To ensure that you're getting the best protection possible, look for a broad-spectrum UVA/UVB sunscreen. How do you know you have the right product? Even if the front label of the bottle advertises UVA and UVB protection, turn to the back and scan for a combination of these ingredients. Sometimes the front labels can be misleading.

These ingredients block UVA rays (the rays that cause aging):

  • Avobenzone
  • Ecamsule (Mexoryl)
  • Zinc oxide
  • Titanium dioxide

These ingredients block UVB rays (the rays that burn skin):

  • Octyl methoxycinnamate
  • Octyl salicylate
  • Octocrylene
  • Zinc oxide
  • Titanium dioxide

A Top Dermatologist's Sunscreen Picks

Ever wonder what sunscreens top dermatologists slather on themselves? "It has to be SPF 30 or higher, and I like it to protect against both UVA and UVB," says dermatologist Jordana Gilman, MD.  Here are some SPF picks she swears by (all these protect against both types of rays).

Best Sunscreen for the Face

La Roche-Posay Anthelios 60 Ultra Light Sunscreen Fluid ($29.50) is made with a filtering system of avobenzone and octocrylene to protect against both UVA and UVB rays, while boosting photostability (the rate at which a sunscreen breaks down under sunlight).

Coppertone Oil Free Foaming Sunscreen Lotion SPF 75+ ($9.99) is easy to apply over facial hair, plus it's noncomedogenic (meaning it won't clog your pores).

Hawaiian Tropic Sensitive Skin Oil-Free Face Lotion SPF 30 ($6.99) is lightweight and nongreasy -- a great option for those with sensitive or acne-prone skin.

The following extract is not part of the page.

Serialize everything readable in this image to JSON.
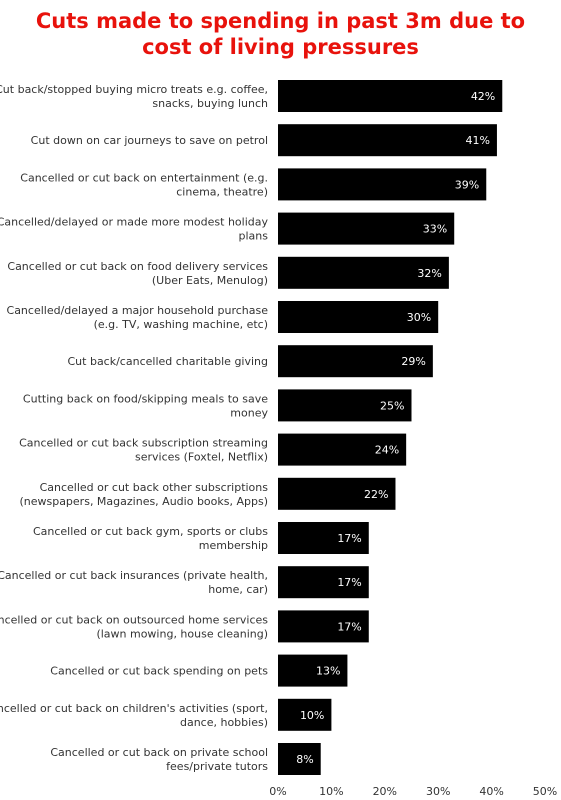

Best Sunscreen for the Body

Aveeno Positively Ageless Sunblock Lotion SPF 70 ($11.99) is infused with feverfew, soy, and vitamin E, powerful antioxidants.

Lubriderm Advanced Therapy SPF 30 Lotion ($8.99), which is pumped up with a healthy dose of vitamins B5 and E, dries on contact.

Best Sunscreen for the Lips

Nivea A Kiss Of Protection Lip Care SPF 30 ($2.49) contains sun-shielding titanium dioxide, plus moisturizing shea butter to protect your pout.

Best Sunscreen for Sports

Neutrogena Wet Skin Sunblock Spray SPF 85 ($8.99) can be applied over wet skin after swimming or exercising (and it doesn't leave white marks!).

Best Sunscreen to Put in Your Laundry

Spike your detergent with SunGuard ($1.99), a powder laundry aid that amps up the ultraviolet protection factor (UPF) of your clothing to 30 and lasts through 20 washes.

The opinions expressed on this page are of the experts and are not the opinions of WebMD. WebMD does not endorse any specific product, service, or treatment.

Risk Factors for Skin Cancer

When 24-year-old tabbiecat_PCSM asked the WebMD skin cancer community about a mole on the back of her thigh, the moderator quickly responded. "Because skin cancer runs in your family and you are worried, I would definitely get it checked out," she wrote. Family history is just one risk factor for melanoma. Do you know the others?

1. Do you have fair or freckled skin that burns easily?
Yes      No

2. Do you have light-colored eyes or red or blond hair?
Yes      No

3. Have you had a lot of sun exposure or a history of blistering sunburns?
Yes       No

4. Do you have a family history of melanoma?
Yes      No

5. Do you have many large, irregularly shaped moles?        
Yes      No

Answers: Each is a risk factor for skin cancer. Sun exposure and sunburn are big risk factors; most skin cancers occur on areas that have been regularly exposed to the sun. People with light eyes, skin, and hair are at greatest risk, even during cold-weather months. But even those with darker complexions can get all forms of skin cancer, so everyone should practice sun safety. Having lots of large, irregular moles makes you more likely to get a form of skin cancer called melanoma. So can a family history of melanoma or severe, blistering sunburns during childhood or adolescence. Ask your doctor to examine irregular moles, and make a thorough skin exam part of your regular checkups.